Compared to the other SandForce models we have reviewed the OWC Mercury Extreme Pro consistently came in at the top, drawing the least in each activity-based power test. In our idle and start-up tests the OWC SSD came in at second place, bested only by the Corsair Force F120.
OWC offers an industry-standard 3-year warranty on the Mercury Extreme Pro SSD. This is matched by all of the other major manufacturers including (but not limited to) OCZ, Intel, Corsair, and Western Digital. As an additional highlight, it’s worth noting that while the components of the SSD are imported, they’re all assembled in the US. OWC also is one of the few drive manufacturers of any kind who offers a 30-day return policy on most of their SSDs, the 120GB Mercury Extreme Pro is included in this guarantee. You can sometimes get a similar return policy from some vendors on other SSDs, but most are limited to replacement-only.

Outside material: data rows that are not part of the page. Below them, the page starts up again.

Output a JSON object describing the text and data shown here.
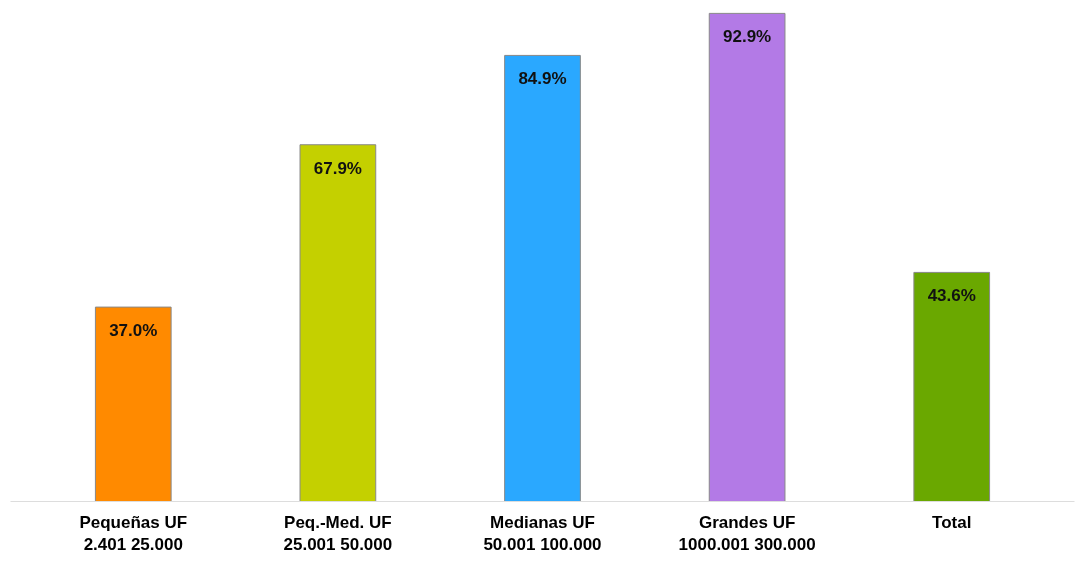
{
  "chart_data": {
    "type": "bar",
    "categories": [
      "Pequeñas UF\n2.401 25.000",
      "Peq.-Med. UF\n25.001 50.000",
      "Medianas UF\n50.001 100.000",
      "Grandes UF\n1000.001 300.000",
      "Total"
    ],
    "values": [
      37.0,
      67.9,
      84.9,
      92.9,
      43.6
    ],
    "value_labels": [
      "37.0%",
      "67.9%",
      "84.9%",
      "92.9%",
      "43.6%"
    ],
    "colors": [
      "#ff8a00",
      "#c4d000",
      "#2aa8ff",
      "#b37ae6",
      "#6aa800"
    ]
  }
}
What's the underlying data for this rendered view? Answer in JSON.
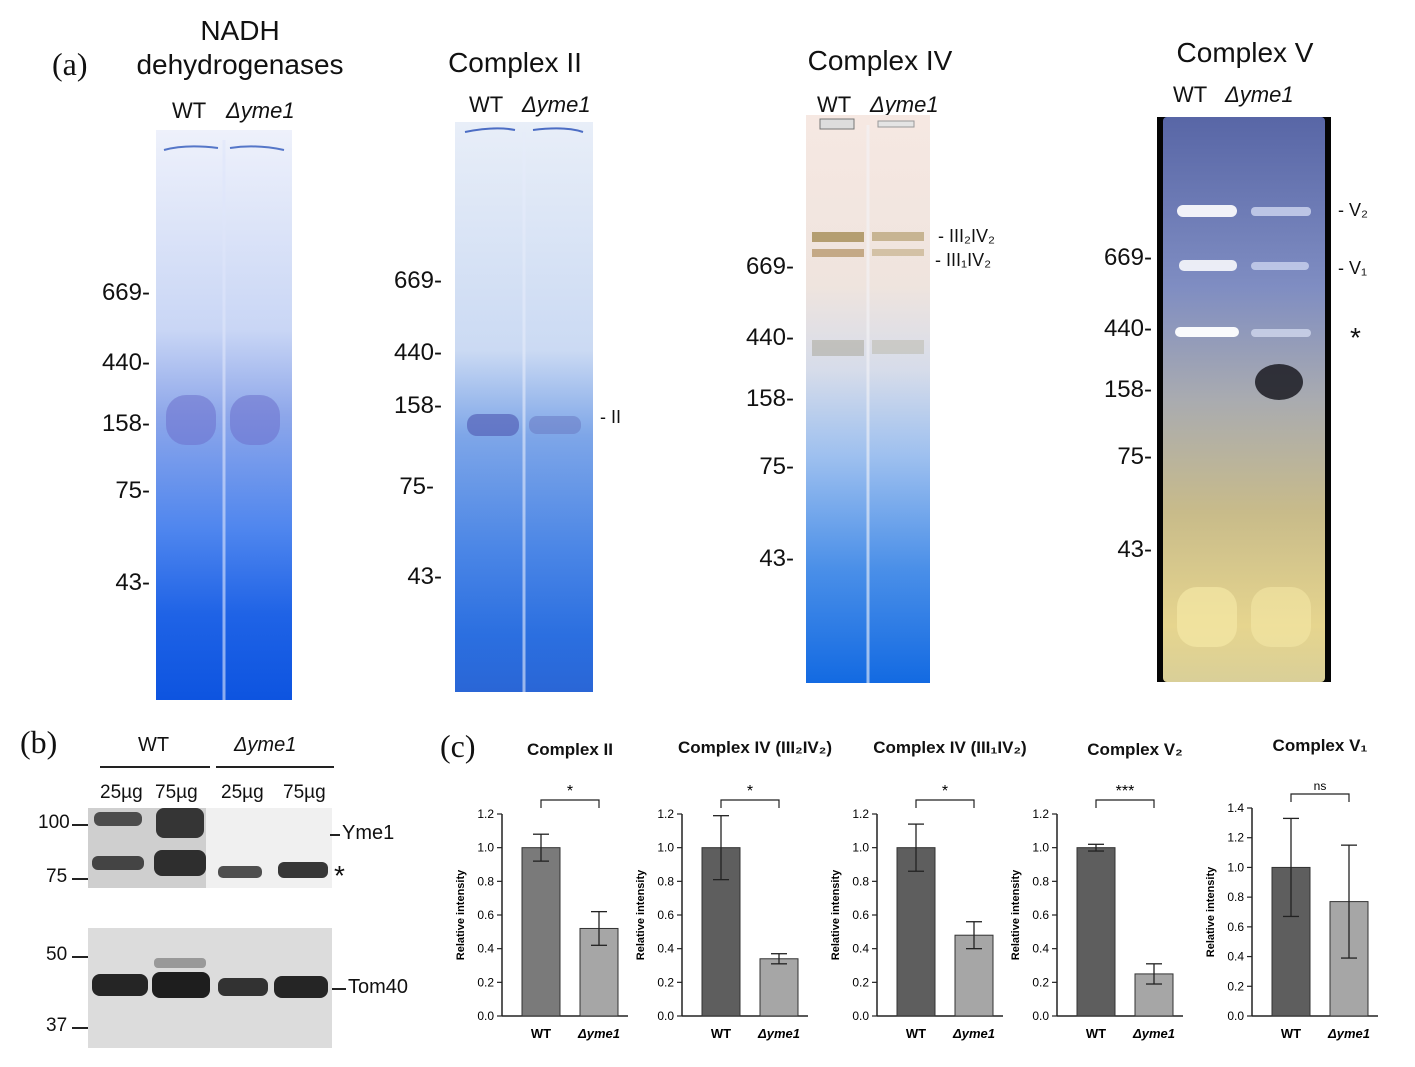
{
  "panel_labels": {
    "a": "(a)",
    "b": "(b)",
    "c": "(c)"
  },
  "gels": [
    {
      "title_lines": [
        "NADH",
        "dehydrogenases"
      ],
      "lanes": [
        "WT",
        "Δyme1"
      ],
      "markers": [
        "669-",
        "440-",
        "158-",
        "75-",
        "43-"
      ],
      "band_labels": []
    },
    {
      "title_lines": [
        "Complex II"
      ],
      "lanes": [
        "WT",
        "Δyme1"
      ],
      "markers": [
        "669-",
        "440-",
        "158-",
        "75-",
        "43-"
      ],
      "band_labels": [
        "- II"
      ]
    },
    {
      "title_lines": [
        "Complex IV"
      ],
      "lanes": [
        "WT",
        "Δyme1"
      ],
      "markers": [
        "669-",
        "440-",
        "158-",
        "75-",
        "43-"
      ],
      "band_labels": [
        "- III₂IV₂",
        "- III₁IV₂"
      ]
    },
    {
      "title_lines": [
        "Complex V"
      ],
      "lanes": [
        "WT",
        "Δyme1"
      ],
      "markers": [
        "669-",
        "440-",
        "158-",
        "75-",
        "43-"
      ],
      "band_labels": [
        "- V₂",
        "- V₁",
        "*"
      ]
    }
  ],
  "western": {
    "group_labels": [
      "WT",
      "Δyme1"
    ],
    "loads": [
      "25µg",
      "75µg",
      "25µg",
      "75µg"
    ],
    "markers_top": [
      "100",
      "75"
    ],
    "markers_bottom": [
      "50",
      "37"
    ],
    "band_labels": [
      "Yme1",
      "*",
      "Tom40"
    ]
  },
  "chart_data": [
    {
      "type": "bar",
      "title": "Complex II",
      "categories": [
        "WT",
        "Δyme1"
      ],
      "values": [
        1.0,
        0.52
      ],
      "errors": [
        0.08,
        0.1
      ],
      "ylim": [
        0,
        1.2
      ],
      "yticks": [
        "0.0",
        "0.2",
        "0.4",
        "0.6",
        "0.8",
        "1.0",
        "1.2"
      ],
      "ylabel": "Relative intensity",
      "significance": "*",
      "colors": [
        "#7a7a7a",
        "#a6a6a6"
      ]
    },
    {
      "type": "bar",
      "title": "Complex IV (III₂IV₂)",
      "categories": [
        "WT",
        "Δyme1"
      ],
      "values": [
        1.0,
        0.34
      ],
      "errors": [
        0.19,
        0.03
      ],
      "ylim": [
        0,
        1.2
      ],
      "yticks": [
        "0.0",
        "0.2",
        "0.4",
        "0.6",
        "0.8",
        "1.0",
        "1.2"
      ],
      "ylabel": "Relative intensity",
      "significance": "*",
      "colors": [
        "#5e5e5e",
        "#a6a6a6"
      ]
    },
    {
      "type": "bar",
      "title": "Complex IV (III₁IV₂)",
      "categories": [
        "WT",
        "Δyme1"
      ],
      "values": [
        1.0,
        0.48
      ],
      "errors": [
        0.14,
        0.08
      ],
      "ylim": [
        0,
        1.2
      ],
      "yticks": [
        "0.0",
        "0.2",
        "0.4",
        "0.6",
        "0.8",
        "1.0",
        "1.2"
      ],
      "ylabel": "Relative intensity",
      "significance": "*",
      "colors": [
        "#5e5e5e",
        "#a6a6a6"
      ]
    },
    {
      "type": "bar",
      "title": "Complex V₂",
      "categories": [
        "WT",
        "Δyme1"
      ],
      "values": [
        1.0,
        0.25
      ],
      "errors": [
        0.02,
        0.06
      ],
      "ylim": [
        0,
        1.2
      ],
      "yticks": [
        "0.0",
        "0.2",
        "0.4",
        "0.6",
        "0.8",
        "1.0",
        "1.2"
      ],
      "ylabel": "Relative intensity",
      "significance": "***",
      "colors": [
        "#5e5e5e",
        "#a6a6a6"
      ]
    },
    {
      "type": "bar",
      "title": "Complex V₁",
      "categories": [
        "WT",
        "Δyme1"
      ],
      "values": [
        1.0,
        0.77
      ],
      "errors": [
        0.33,
        0.38
      ],
      "ylim": [
        0,
        1.4
      ],
      "yticks": [
        "0.0",
        "0.2",
        "0.4",
        "0.6",
        "0.8",
        "1.0",
        "1.2",
        "1.4"
      ],
      "ylabel": "Relative intensity",
      "significance": "ns",
      "colors": [
        "#5e5e5e",
        "#a6a6a6"
      ]
    }
  ]
}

The 120GB OWC Mercury Extreme Pro proved to be very fast in our tests, consistently ranking at or near the top in our benchmarks. It excelled in our real world tests, ranking #1 out of the SandForce models in our HTPC and Productivity traces, but slipped to third in the Gaming trace. In power consumption it led the pack in all activity-based tests with the lowest power values, only being bested by the Corsair Force F120 in the idle power consumption test.
Currently the OWC Mercury Extreme Pro sells for $179, $319, $629, and $1,599 for the 60GB, 120GB, 240GB, and 480GB models respectively.
  • Takes the top spot in 2 of our 3 real world benchmarks (among comparable drives)
  • Consumed very little power
  • 30-day return policy offers a nice safety net
  • Lagged other drives in the gaming test
  • Since distribution is limited to OWC’s site, you won’t see competitive pricing, sales or rebates very often
Bottom Line
The OWC Mercury Extreme Pro is easily the best SF-1200 SSD we’ve seen – taking podium positions in all of our benchmarks, and the top prize in many. While it is generally a little more expensive than other drives in its class, if you want performance and reliability, this is a fantastic offering.